Practically, we may trust in so well-established a law; but

"In distant parts of the stellar regions, where the phenomena may be entirely unlike those with which we are acquainted, it would be folly to affirm confidently that this general law prevails, any more than those special ones which we have found to hold universally on our own planet. The uniformity in the succession of events, otherwise called the law of causation, must be received not as a law of the universe, but of that portion of it only which is within the range of our means of sure observation, with a reasonable degree of extension to adjacent cases. To extend it further is to make a supposition without evidence, and to which, in the absence of any ground from experience for estimating its degree of probability, it would be idle to attempt to assign any."[430]

We are, then, irrevocably driven back from the infinite: our faculties and our assertions cannot attain to it; we remain confined in a small circle; our mind reaches not beyond its experience; we can establish no universal and necessary connection between facts; such a connection probably does not even exist. Mill stops here; but certainly, by carrying out his idea to its full extent, we should arrive at the conception of the world as a mere collection of facts; no internal necessity would induce their connection or their existence; they would be simple, arbitrary, accidentally-existing facts.

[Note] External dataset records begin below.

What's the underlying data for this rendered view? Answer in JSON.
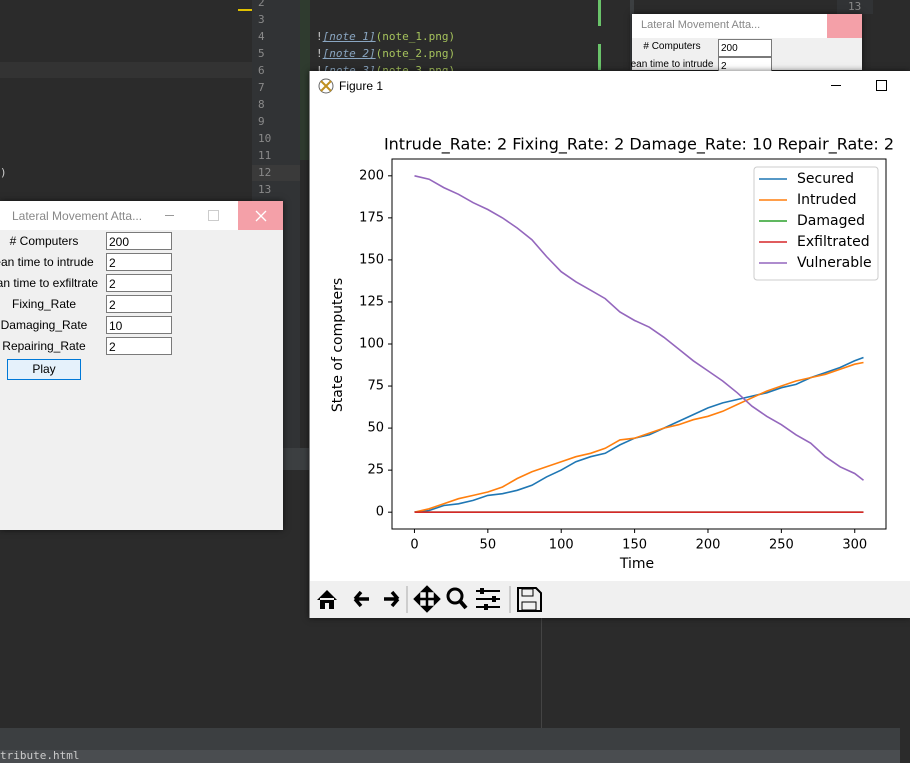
{
  "editor": {
    "line_numbers": [
      "2",
      "3",
      "4",
      "5",
      "6",
      "7",
      "8",
      "9",
      "10",
      "11",
      "12",
      "13"
    ],
    "code": [
      {
        "bang": "!",
        "link": "[note 1]",
        "url": "(note_1.png)"
      },
      {
        "bang": "!",
        "link": "[note 2]",
        "url": "(note_2.png)"
      },
      {
        "bang": "!",
        "link": "[note 3]",
        "url": "(note_3.png)"
      }
    ],
    "stray": ")",
    "corner_line": "13",
    "status": "tribute.html"
  },
  "dialog": {
    "title": "Lateral Movement Atta...",
    "fields": [
      {
        "label": "# Computers",
        "value": "200"
      },
      {
        "label": "ean time to intrude",
        "value": "2"
      },
      {
        "label": "ean time to exfiltrate",
        "value": "2"
      },
      {
        "label": "Fixing_Rate",
        "value": "2"
      },
      {
        "label": "Damaging_Rate",
        "value": "10"
      },
      {
        "label": "Repairing_Rate",
        "value": "2"
      }
    ],
    "button": "Play"
  },
  "dialog_back": {
    "title": "Lateral Movement Atta...",
    "fields": [
      {
        "label": "# Computers",
        "value": "200"
      },
      {
        "label": "ean time to intrude",
        "value": "2"
      }
    ]
  },
  "figure_window": {
    "title": "Figure 1"
  },
  "chart_data": {
    "type": "line",
    "title": "Intrude_Rate: 2 Fixing_Rate: 2 Damage_Rate: 10 Repair_Rate: 2",
    "x_label": "Time",
    "y_label": "State of computers",
    "x": [
      0,
      10,
      20,
      30,
      40,
      50,
      60,
      70,
      80,
      90,
      100,
      110,
      120,
      130,
      140,
      150,
      160,
      170,
      180,
      190,
      200,
      210,
      220,
      230,
      240,
      250,
      260,
      270,
      280,
      290,
      300,
      306
    ],
    "series": [
      {
        "name": "Secured",
        "color": "#1f77b4",
        "values": [
          0,
          1,
          4,
          5,
          7,
          10,
          11,
          13,
          16,
          21,
          25,
          30,
          33,
          35,
          40,
          44,
          46,
          50,
          54,
          58,
          62,
          65,
          67,
          69,
          71,
          74,
          76,
          80,
          83,
          86,
          90,
          92
        ]
      },
      {
        "name": "Intruded",
        "color": "#ff7f0e",
        "values": [
          0,
          2,
          5,
          8,
          10,
          12,
          15,
          20,
          24,
          27,
          30,
          33,
          35,
          38,
          43,
          44,
          47,
          50,
          52,
          55,
          57,
          60,
          64,
          68,
          72,
          75,
          78,
          80,
          82,
          85,
          88,
          89
        ]
      },
      {
        "name": "Damaged",
        "color": "#2ca02c",
        "values": [
          0,
          0,
          0,
          0,
          0,
          0,
          0,
          0,
          0,
          0,
          0,
          0,
          0,
          0,
          0,
          0,
          0,
          0,
          0,
          0,
          0,
          0,
          0,
          0,
          0,
          0,
          0,
          0,
          0,
          0,
          0,
          0
        ]
      },
      {
        "name": "Exfiltrated",
        "color": "#d62728",
        "values": [
          0,
          0,
          0,
          0,
          0,
          0,
          0,
          0,
          0,
          0,
          0,
          0,
          0,
          0,
          0,
          0,
          0,
          0,
          0,
          0,
          0,
          0,
          0,
          0,
          0,
          0,
          0,
          0,
          0,
          0,
          0,
          0
        ]
      },
      {
        "name": "Vulnerable",
        "color": "#9467bd",
        "values": [
          200,
          198,
          193,
          189,
          184,
          180,
          175,
          169,
          162,
          152,
          143,
          137,
          132,
          127,
          119,
          114,
          110,
          104,
          97,
          90,
          84,
          78,
          71,
          63,
          57,
          52,
          46,
          41,
          33,
          27,
          23,
          19
        ]
      }
    ],
    "xlim": [
      -15.3,
      321.3
    ],
    "ylim": [
      -10,
      210
    ],
    "xticks": [
      0,
      50,
      100,
      150,
      200,
      250,
      300
    ],
    "yticks": [
      0,
      25,
      50,
      75,
      100,
      125,
      150,
      175,
      200
    ],
    "grid": false,
    "legend": "upper right"
  }
}
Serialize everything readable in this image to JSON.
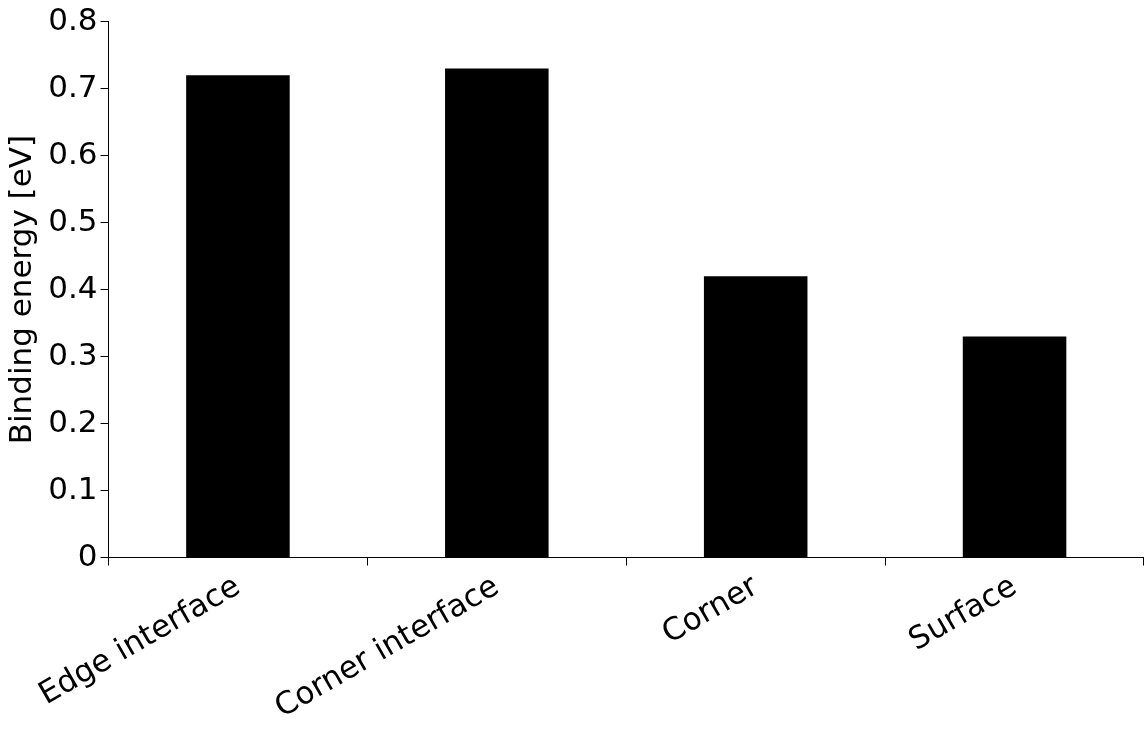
{
  "chart_data": {
    "type": "bar",
    "ylabel": "Binding energy [eV]",
    "categories": [
      "Edge interface",
      "Corner interface",
      "Corner",
      "Surface"
    ],
    "values": [
      0.72,
      0.73,
      0.42,
      0.33
    ],
    "color": "#000000",
    "ylim": [
      0,
      0.8
    ],
    "yticks": [
      0,
      0.1,
      0.2,
      0.3,
      0.4,
      0.5,
      0.6,
      0.7,
      0.8
    ],
    "grid": false,
    "legend": false
  }
}
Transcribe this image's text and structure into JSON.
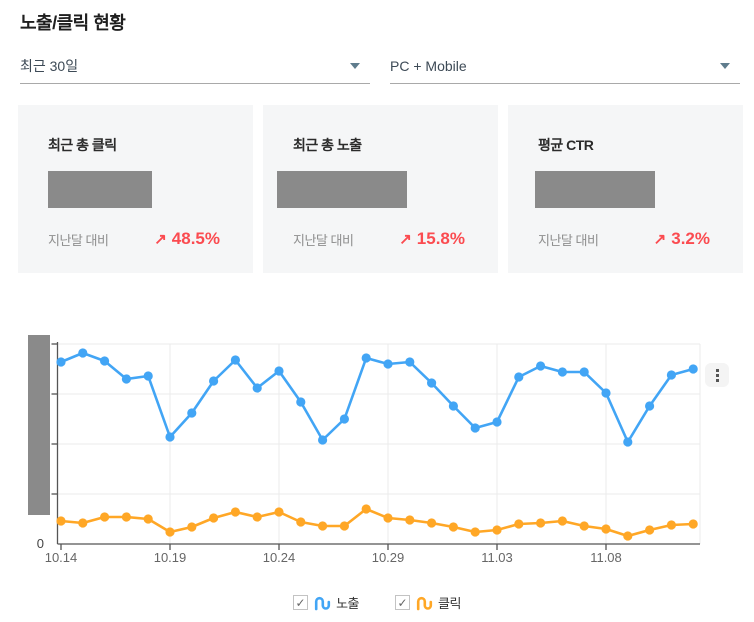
{
  "page": {
    "title": "노출/클릭 현황"
  },
  "filters": {
    "period": {
      "value": "최근 30일"
    },
    "device": {
      "value": "PC + Mobile"
    }
  },
  "cards": [
    {
      "title": "최근 총 클릭",
      "value_redacted": true,
      "compare_label": "지난달 대비",
      "arrow": "↗",
      "change": "48.5%",
      "direction": "up"
    },
    {
      "title": "최근 총 노출",
      "value_redacted": true,
      "compare_label": "지난달 대비",
      "arrow": "↗",
      "change": "15.8%",
      "direction": "up"
    },
    {
      "title": "평균 CTR",
      "value_redacted": true,
      "compare_label": "지난달 대비",
      "arrow": "↗",
      "change": "3.2%",
      "direction": "up"
    }
  ],
  "colors": {
    "impressions": "#42a5f5",
    "clicks": "#ffa726",
    "change_up": "#fb4b50",
    "redaction": "#8a8a8a",
    "card_bg": "#f5f6f7"
  },
  "chart_data": {
    "type": "line",
    "title": "",
    "xlabel": "",
    "ylabel": "",
    "x": [
      "10.14",
      "10.15",
      "10.16",
      "10.17",
      "10.18",
      "10.19",
      "10.20",
      "10.21",
      "10.22",
      "10.23",
      "10.24",
      "10.25",
      "10.26",
      "10.27",
      "10.28",
      "10.29",
      "10.30",
      "10.31",
      "11.01",
      "11.02",
      "11.03",
      "11.04",
      "11.05",
      "11.06",
      "11.07",
      "11.08",
      "11.09",
      "11.10",
      "11.11",
      "11.12"
    ],
    "x_tick_labels": [
      "10.14",
      "10.19",
      "10.24",
      "10.29",
      "11.03",
      "11.08"
    ],
    "x_tick_indices": [
      0,
      5,
      10,
      15,
      20,
      25
    ],
    "y_axis_labels_redacted": true,
    "y_zero_label": "0",
    "ylim": [
      0,
      4.3
    ],
    "grid": true,
    "legend_position": "bottom",
    "series": [
      {
        "name": "노출",
        "color": "#42a5f5",
        "values": [
          3.64,
          3.82,
          3.66,
          3.3,
          3.36,
          2.14,
          2.62,
          3.26,
          3.68,
          3.12,
          3.46,
          2.84,
          2.08,
          2.5,
          3.72,
          3.6,
          3.64,
          3.22,
          2.76,
          2.32,
          2.44,
          3.34,
          3.56,
          3.44,
          3.44,
          3.02,
          2.04,
          2.76,
          3.38,
          3.5
        ]
      },
      {
        "name": "클릭",
        "color": "#ffa726",
        "values": [
          0.46,
          0.42,
          0.54,
          0.54,
          0.5,
          0.24,
          0.34,
          0.52,
          0.64,
          0.54,
          0.64,
          0.44,
          0.36,
          0.36,
          0.7,
          0.52,
          0.48,
          0.42,
          0.34,
          0.24,
          0.28,
          0.4,
          0.42,
          0.46,
          0.36,
          0.3,
          0.16,
          0.28,
          0.38,
          0.4
        ]
      }
    ]
  },
  "legend": [
    {
      "label": "노출",
      "color": "#42a5f5",
      "checked": true
    },
    {
      "label": "클릭",
      "color": "#ffa726",
      "checked": true
    }
  ]
}
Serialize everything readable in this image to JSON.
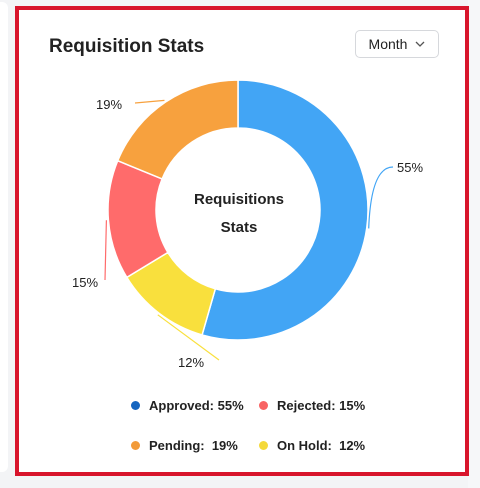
{
  "card": {
    "title": "Requisition Stats",
    "filter": {
      "selected": "Month"
    }
  },
  "chart_data": {
    "type": "pie",
    "center_label": [
      "Requisitions",
      "Stats"
    ],
    "slices": [
      {
        "label": "Approved",
        "value": 55,
        "color": "#42a5f5",
        "dot_color": "#1565c0"
      },
      {
        "label": "On Hold",
        "value": 12,
        "color": "#f9e03d",
        "dot_color": "#f4d93b"
      },
      {
        "label": "Rejected",
        "value": 15,
        "color": "#ff6b6b",
        "dot_color": "#f86363"
      },
      {
        "label": "Pending",
        "value": 19,
        "color": "#f7a13e",
        "dot_color": "#f29b3a"
      }
    ],
    "data_labels": [
      "55%",
      "12%",
      "15%",
      "19%"
    ]
  },
  "legend": {
    "approved": "Approved: 55%",
    "rejected": "Rejected: 15%",
    "pending": "Pending:  19%",
    "on_hold": "On Hold:  12%"
  }
}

Sometimes, as in our system, they would be found assembled in such a manner as to give rise to regular recurrences; sometimes they would be so assembled that nothing of the sort would occur. Chance, as Democritus taught, would be at the foundation of all things. Laws would be the result of chance, and sometimes we should find them, sometimes not. It would be with existences as with numbers--decimal fractions, for instance, which, according to the chance of their two primitive factors, sometimes recur regularly, and sometimes not. This is certainly an original and lofty conception. It is the final consequence of the primitive and dominant idea, which we have discovered at the beginning of the system, which has transformed the theories of Definition, of Propositions, and of the Syllogism; which has reduced axioms to experimental truths; which has developed and perfected the theory of induction; which has established the goal, the limits, the province, and the methods of science; which everywhere, in nature and in science, has suppressed interior connections; which has replaced the necessary by the accidental; cause by antecedent; and which consists in affirming that every assertion which is not merely verbal forms in effect a couple, that is to say, joins together two facts which were separate by their nature.